Die Abschaffung der Geschlechter


© Kat Menschik
Die Geschlechterverhältnisse sind erschüttert, der Dualismus wankt. Das ist eine Chance, die üblichen Zuschreibungen durcheinander zu bringen. Und am Ende ist die ganze Männlichkeit nur ein ironischer Spleen.

Von Harald Staun | Frankfurter Allgemeine

Die vergangenen Monate haben das Verhältnis der Geschlechter zueinander so heftig durcheinander gebracht, wie man das fast nicht mehr für möglich gehalten hätte – und dass der Schock so groß ist, der seit diesem Jahr mit dem Schlagwort #Metoo benannt wird, das liegt nicht nur daran, dass die Liste der sexuellen Übergriffe noch immer täglich weitergeschrieben wird; es liegt auch daran, dass in den Diskussionen, in jenen über die unbezweifelbaren Verbrechen genauso wie über die zweifelhaften Unverschämtheiten, ein real existierendes Männerbild sichtbar wurde, welches auch viele Männer kaum fassen konnten.

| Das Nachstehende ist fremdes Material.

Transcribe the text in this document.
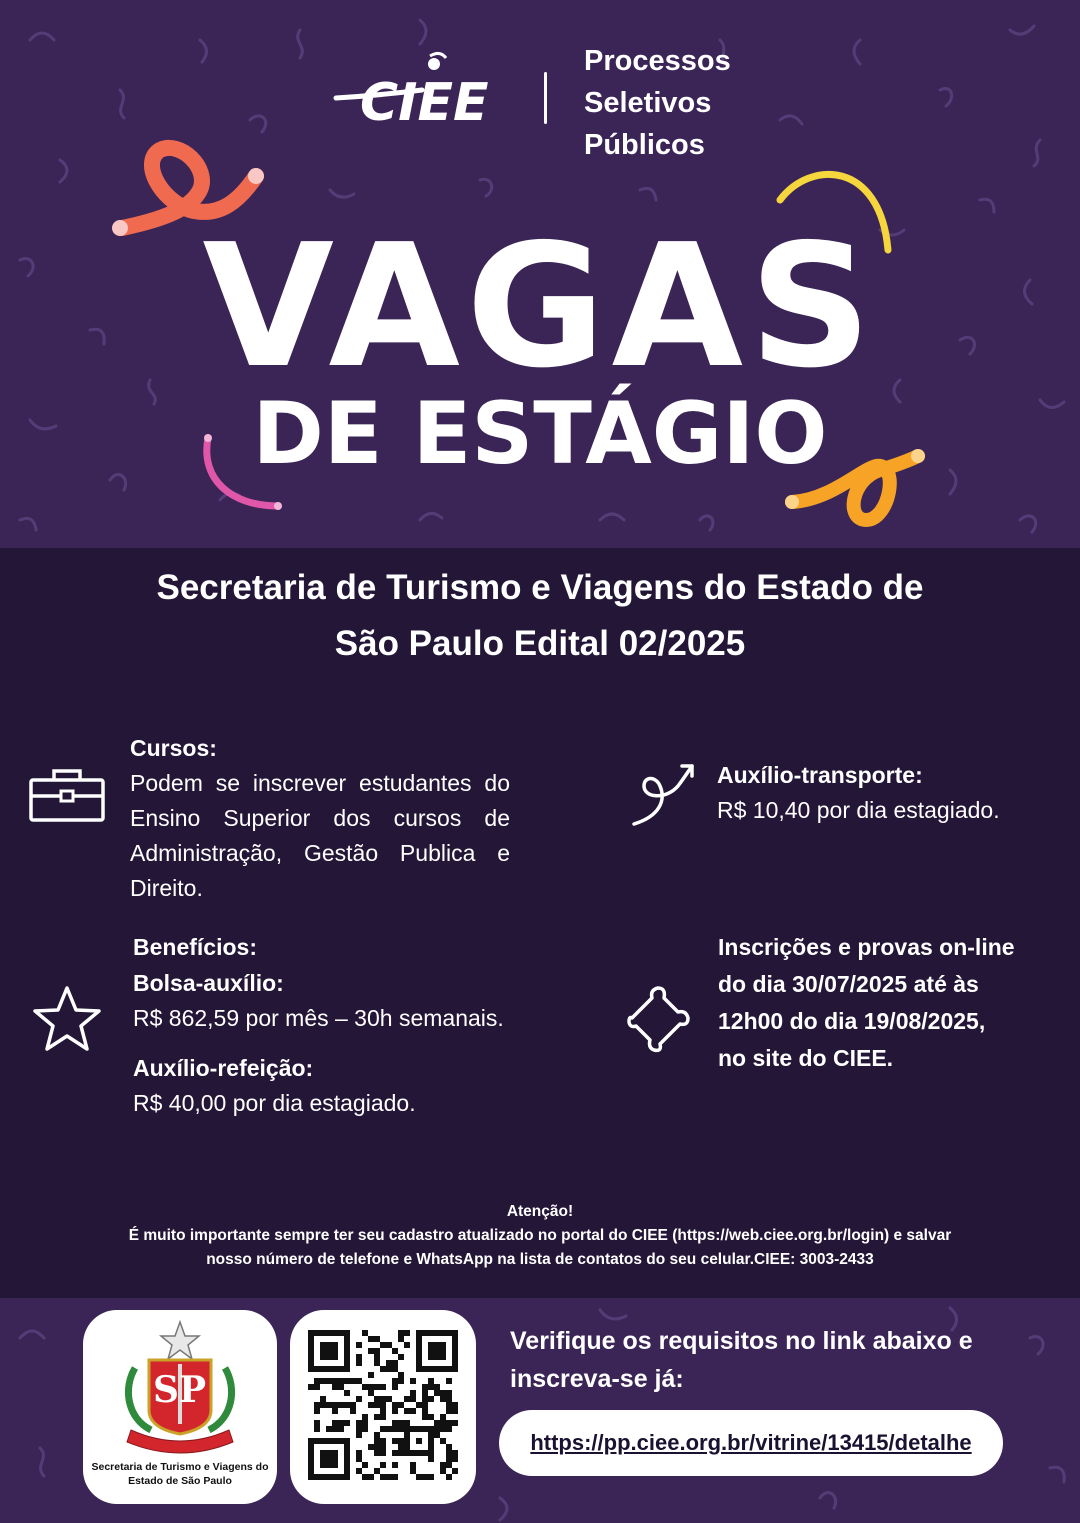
CIEE
Processos
Seletivos
Públicos
VAGAS
DE ESTÁGIO
Secretaria de Turismo e Viagens do Estado de
São Paulo Edital 02/2025
Cursos:
Podem se inscrever estudantes do Ensino Superior dos cursos de Administração, Gestão Publica e Direito.
Auxílio-transporte:
R$ 10,40 por dia estagiado.
Benefícios:
Bolsa-auxílio:
R$ 862,59 por mês – 30h semanais.
Auxílio-refeição:
R$ 40,00 por dia estagiado.
Inscrições e provas on-line
do dia 30/07/2025 até às
12h00 do dia 19/08/2025,
no site do CIEE.
Atenção!
É muito importante sempre ter seu cadastro atualizado no portal do CIEE (https://web.ciee.org.br/login) e salvar
nosso número de telefone e WhatsApp na lista de contatos do seu celular.CIEE: 3003-2433
SP
Secretaria de Turismo e Viagens do
Estado de São Paulo
Verifique os requisitos no link abaixo e
inscreva-se já:
https://pp.ciee.org.br/vitrine/13415/detalhe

Es ging, wenn in diesem Jahrhundert über Emanzipation und Feminismus diskutiert wurde, doch längst schon um viel mehr: um gleiche Löhne und um Genderrollen, um Teilzeit-Lösungen und um Kitaplätze, und um die Frage, ob es reicht, sich darauf zu verständigen, dass Nein auch Nein heißt – oder ob nur ein Ja auch Ja bedeutet. Doch plötzlich redete man wieder über Männer, die sich benehmen, als seien sie aus einer Folge „Mad Men“ entsprungen, über Männer, die auch im Jahr 2017 noch ihren Chauvinismus für biologisch legitimiert und die Anrede „Dame“ für eine Höflichkeit halten.